Drive through the park and eventually you reach the zoo, where your walking tour begins. Here you will find a scattering of well-sized pens, well planted for Scottish wildcat, lynx, polecat, arctic fox, red fox, otters, and badger, just to name a few. The last two on that list have indoor dens with viewing inside or out. Most enclosures are rustic, chicken-wire and rough-pine posts, but they are effective nonetheless. Small aviaries house capercaillie, black and red grouse and some pheasants, and there is a waterfowl area alongside the beaver lake with a variety of European geese and ducks.
The other side of the zoo has an attractive, rocky, reindeer pen (what superb animals they are, when you see them in profile on a crag); and a row of aviaries, tall and built into the cliff face, with golden eagles (that every visitor wants to see), white-tailed eagles, buzzards, ravens, snowy owls and eagle owls.
Very few zoos seem to know what to do with bears.
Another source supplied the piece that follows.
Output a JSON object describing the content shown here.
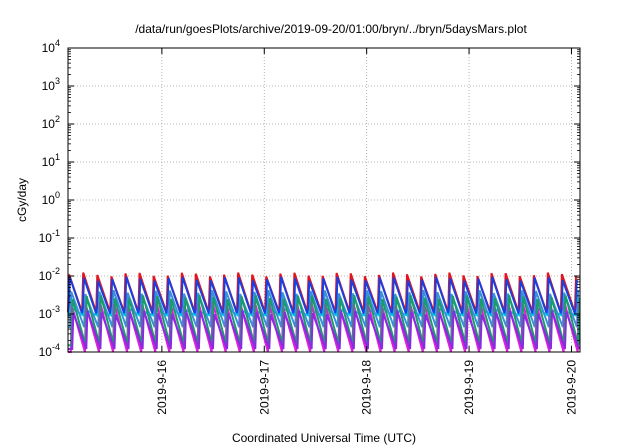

The Highland Wild life Park has two rather traditional bear pits. They are fortunate to have natural rock and trees as an alternative to concrete, but the pits are pits all the same. They house European brown bears.
Close by are pens for wild boar, and there is a wolf compound which you can see walking or driving, but you cannot yet drive through in the way you can at some safari parks. It is an irony, perhaps, in the zoo world that it is often easier to get exotic species than it is to get native Europeans. Thus it is that the wolves are Canadian, rather than, say, Pyrenean, or Italian wolves, which are both particularly rare.

In January 1986 the Highland Wildlife Park was taken over by the Royal Zoological Society of Scotland, which also operates and develops Edinburgh Zoo. The merger looks as if it may benefit both collections. In particular, the Highland Wildlife Park will now fall under the direction of a society whose objectives are becoming rigorously conservationist. Already the park has introduced an education service, and has begun to outline its plans for future development. The otters will be moving to a larger enclosure; small mammals like hedgehogs, mice, stoats and shrews will be exhibited, as will some reptiles. The adder, after all, is not uncommon in these Highland pastures, but is not yet kept in the park. An education centre, with classroom facilities for sixty children was opened by the Princess Royal in 1991. More interpretational signs are planned, and the collection may even be rearranged around the habitat zones in the park. Imagine roe deer and lynx in adjoining broadleafed woodland paddocks, to represent the predator and its prey; or bison and wolves in mixed pine forest.

Finally, be sure not to leave the Highland Wildlife Park without climbing to the hill-top for the magnificent views, east over the valley to the Cairngorms, north towards Aviemore and Loch Insh, west to the Monadhliath range, and south down the River Feshie valley. Imagine how it must been as the melt waters of the great glacier swept down the valley, and the land belonged to the animals. The animals must be protected for the future. One day much of the land may belong to them once more. That is the sustaining image that we hope you bring away from this optimistic and attractive wildlife park.